A stability analysis of polymerization fronts

Frontal Polymerization (FP) is a process of converting monomer into polymer via a localized zone that propagates through the monomer. It bears a strong resemblance to self-propagating high-temperature synthesis (SHS), which uses combustion waves to synthesize desired inorganic materials. The reaction front propagates through the coupling of thermal diffusion and the Arrhenius reaction kinetics of the exothermic polymerization process. This thesis utilizes a moving free-boundary model to describe free-radical FP. The focus of attention here is the self-sustaining wave which travels through the reaction vessel as polymer molecules are being formed. Numerical and analytical techniques are used to determine one-dimensional traveling waves, and stability analysis (linear and weakly nonlinear) of the reaction front is performed. It is then possible to suggest ways to curb instabilities in the propagating reaction front. After our initial analysis, we account for autoacceleration and determine its effect on frontal stability. In an effort to facilitate the propagation of weakly exothermic fronts, we consider a one-dimensional polymerization wave in a sandwich-type two-layer setting. First one layer is reactive while the other is considered to be inert. Heat exchange between layers is possible, and the effect this has on frontal stability is investigated. Next, we allow both layers to be reactive, thus further enhancing inter-layer heat exchange.

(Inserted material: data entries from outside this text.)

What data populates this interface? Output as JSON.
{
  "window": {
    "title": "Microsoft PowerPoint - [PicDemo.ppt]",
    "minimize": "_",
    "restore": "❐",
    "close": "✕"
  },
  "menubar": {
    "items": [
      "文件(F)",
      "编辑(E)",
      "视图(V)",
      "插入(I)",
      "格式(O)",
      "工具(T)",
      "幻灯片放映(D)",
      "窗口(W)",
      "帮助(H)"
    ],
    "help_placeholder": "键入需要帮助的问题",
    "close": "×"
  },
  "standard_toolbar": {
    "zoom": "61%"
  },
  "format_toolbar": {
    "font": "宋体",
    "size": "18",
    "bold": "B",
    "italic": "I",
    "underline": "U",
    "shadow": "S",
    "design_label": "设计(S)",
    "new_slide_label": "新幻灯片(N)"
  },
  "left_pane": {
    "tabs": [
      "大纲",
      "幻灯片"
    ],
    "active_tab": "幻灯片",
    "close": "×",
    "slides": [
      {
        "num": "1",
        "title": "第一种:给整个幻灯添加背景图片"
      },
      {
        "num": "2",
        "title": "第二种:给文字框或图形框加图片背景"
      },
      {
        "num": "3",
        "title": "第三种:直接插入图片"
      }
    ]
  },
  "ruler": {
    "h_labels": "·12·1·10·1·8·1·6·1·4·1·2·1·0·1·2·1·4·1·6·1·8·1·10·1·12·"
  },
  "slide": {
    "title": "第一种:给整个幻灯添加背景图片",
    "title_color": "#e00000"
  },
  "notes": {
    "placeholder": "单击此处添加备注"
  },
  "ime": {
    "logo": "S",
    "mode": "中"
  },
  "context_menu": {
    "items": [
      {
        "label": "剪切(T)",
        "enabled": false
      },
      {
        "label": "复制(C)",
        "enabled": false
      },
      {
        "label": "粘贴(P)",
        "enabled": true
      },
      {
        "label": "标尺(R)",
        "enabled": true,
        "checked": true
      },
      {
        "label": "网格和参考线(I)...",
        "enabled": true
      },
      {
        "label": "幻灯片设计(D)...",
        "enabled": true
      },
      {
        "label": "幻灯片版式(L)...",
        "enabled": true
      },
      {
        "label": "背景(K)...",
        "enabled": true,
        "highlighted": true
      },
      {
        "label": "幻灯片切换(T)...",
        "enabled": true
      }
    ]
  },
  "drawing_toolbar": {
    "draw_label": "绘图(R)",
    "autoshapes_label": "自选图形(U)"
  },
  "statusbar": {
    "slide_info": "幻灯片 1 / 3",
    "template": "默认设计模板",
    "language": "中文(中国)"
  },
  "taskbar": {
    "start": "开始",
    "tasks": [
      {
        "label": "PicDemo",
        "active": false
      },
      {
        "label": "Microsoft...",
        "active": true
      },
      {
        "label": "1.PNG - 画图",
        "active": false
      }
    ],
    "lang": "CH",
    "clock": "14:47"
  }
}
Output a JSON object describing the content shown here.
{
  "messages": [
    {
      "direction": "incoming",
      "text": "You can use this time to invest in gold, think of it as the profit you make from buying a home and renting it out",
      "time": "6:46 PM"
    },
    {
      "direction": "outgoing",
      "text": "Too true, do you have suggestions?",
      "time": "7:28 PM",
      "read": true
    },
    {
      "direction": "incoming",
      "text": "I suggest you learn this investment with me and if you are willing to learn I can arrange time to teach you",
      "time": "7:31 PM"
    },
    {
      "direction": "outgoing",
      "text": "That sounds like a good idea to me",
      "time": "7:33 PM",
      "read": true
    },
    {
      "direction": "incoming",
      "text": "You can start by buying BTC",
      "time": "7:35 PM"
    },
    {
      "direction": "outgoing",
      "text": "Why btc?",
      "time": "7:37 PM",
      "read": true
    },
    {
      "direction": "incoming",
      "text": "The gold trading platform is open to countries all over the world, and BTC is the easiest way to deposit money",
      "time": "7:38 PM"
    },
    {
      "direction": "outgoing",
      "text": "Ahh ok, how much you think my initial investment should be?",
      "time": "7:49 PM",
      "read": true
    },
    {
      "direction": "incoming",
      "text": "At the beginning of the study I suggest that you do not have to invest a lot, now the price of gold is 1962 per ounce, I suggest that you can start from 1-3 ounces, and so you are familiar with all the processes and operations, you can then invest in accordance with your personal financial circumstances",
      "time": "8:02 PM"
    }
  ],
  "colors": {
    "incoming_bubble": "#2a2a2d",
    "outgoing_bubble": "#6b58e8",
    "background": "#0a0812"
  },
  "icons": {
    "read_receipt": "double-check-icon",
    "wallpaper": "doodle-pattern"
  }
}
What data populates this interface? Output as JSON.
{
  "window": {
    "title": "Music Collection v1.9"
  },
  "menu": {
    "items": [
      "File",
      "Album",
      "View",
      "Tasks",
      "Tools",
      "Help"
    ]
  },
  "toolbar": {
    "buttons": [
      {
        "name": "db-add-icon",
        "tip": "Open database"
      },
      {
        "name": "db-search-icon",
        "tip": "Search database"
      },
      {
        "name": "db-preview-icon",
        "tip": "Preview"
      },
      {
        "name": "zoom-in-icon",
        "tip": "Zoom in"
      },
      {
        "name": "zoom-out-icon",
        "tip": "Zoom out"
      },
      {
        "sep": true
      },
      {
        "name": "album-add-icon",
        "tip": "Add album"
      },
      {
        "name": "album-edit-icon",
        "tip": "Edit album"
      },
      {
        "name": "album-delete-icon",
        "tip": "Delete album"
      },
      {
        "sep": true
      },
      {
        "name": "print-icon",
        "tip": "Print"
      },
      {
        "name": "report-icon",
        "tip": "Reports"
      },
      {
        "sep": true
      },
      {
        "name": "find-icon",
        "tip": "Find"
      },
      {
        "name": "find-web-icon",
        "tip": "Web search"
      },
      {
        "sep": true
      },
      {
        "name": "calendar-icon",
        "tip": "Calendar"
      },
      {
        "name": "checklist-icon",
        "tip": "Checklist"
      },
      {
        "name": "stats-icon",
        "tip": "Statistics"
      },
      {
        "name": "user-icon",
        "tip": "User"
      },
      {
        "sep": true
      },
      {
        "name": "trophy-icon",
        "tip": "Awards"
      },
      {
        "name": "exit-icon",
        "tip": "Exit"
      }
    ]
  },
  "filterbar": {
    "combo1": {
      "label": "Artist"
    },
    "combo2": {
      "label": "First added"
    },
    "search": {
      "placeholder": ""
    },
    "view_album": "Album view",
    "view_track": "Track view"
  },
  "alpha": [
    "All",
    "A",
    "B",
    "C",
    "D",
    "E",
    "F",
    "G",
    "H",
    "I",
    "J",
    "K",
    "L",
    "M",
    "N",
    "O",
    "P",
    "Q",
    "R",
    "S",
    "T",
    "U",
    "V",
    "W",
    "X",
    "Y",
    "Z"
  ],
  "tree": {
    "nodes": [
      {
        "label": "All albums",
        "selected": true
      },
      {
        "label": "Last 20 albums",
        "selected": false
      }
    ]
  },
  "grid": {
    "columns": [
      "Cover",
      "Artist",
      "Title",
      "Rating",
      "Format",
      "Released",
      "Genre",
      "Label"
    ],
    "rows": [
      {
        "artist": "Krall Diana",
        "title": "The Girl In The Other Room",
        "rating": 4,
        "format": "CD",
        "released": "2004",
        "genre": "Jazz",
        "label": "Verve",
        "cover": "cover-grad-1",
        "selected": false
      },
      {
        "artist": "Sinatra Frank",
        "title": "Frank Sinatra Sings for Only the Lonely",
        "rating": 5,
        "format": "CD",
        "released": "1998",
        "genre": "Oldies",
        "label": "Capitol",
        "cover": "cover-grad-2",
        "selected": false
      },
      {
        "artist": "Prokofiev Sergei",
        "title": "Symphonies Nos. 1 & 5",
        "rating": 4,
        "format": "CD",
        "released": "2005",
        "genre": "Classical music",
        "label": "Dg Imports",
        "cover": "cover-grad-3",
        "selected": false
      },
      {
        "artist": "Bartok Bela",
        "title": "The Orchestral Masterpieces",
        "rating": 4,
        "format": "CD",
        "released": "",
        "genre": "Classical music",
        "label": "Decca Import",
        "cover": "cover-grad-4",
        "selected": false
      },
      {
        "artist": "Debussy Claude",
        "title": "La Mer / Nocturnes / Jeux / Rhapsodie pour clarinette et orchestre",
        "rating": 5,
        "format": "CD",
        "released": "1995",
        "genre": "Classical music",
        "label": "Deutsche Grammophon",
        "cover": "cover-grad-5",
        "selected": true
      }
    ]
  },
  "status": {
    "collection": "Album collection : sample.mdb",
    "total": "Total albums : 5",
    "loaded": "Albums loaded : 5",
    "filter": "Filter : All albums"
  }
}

We comment on the effect that the second reactive layer has on the basic state of the system. Finally, two future research directions are presented in detail. One of our goals is to determine how the propagating front is affected by bulk polymerization at the far end of the reaction vessel. This is an important aspect to be studied in greater depth and incorporated into existing FP models, since bulk reactions can influence the speed and long-term stability of the reaction front. We end with a theoretical discussion for the manufacture of polymer-dispersed liquid crystal films via FP.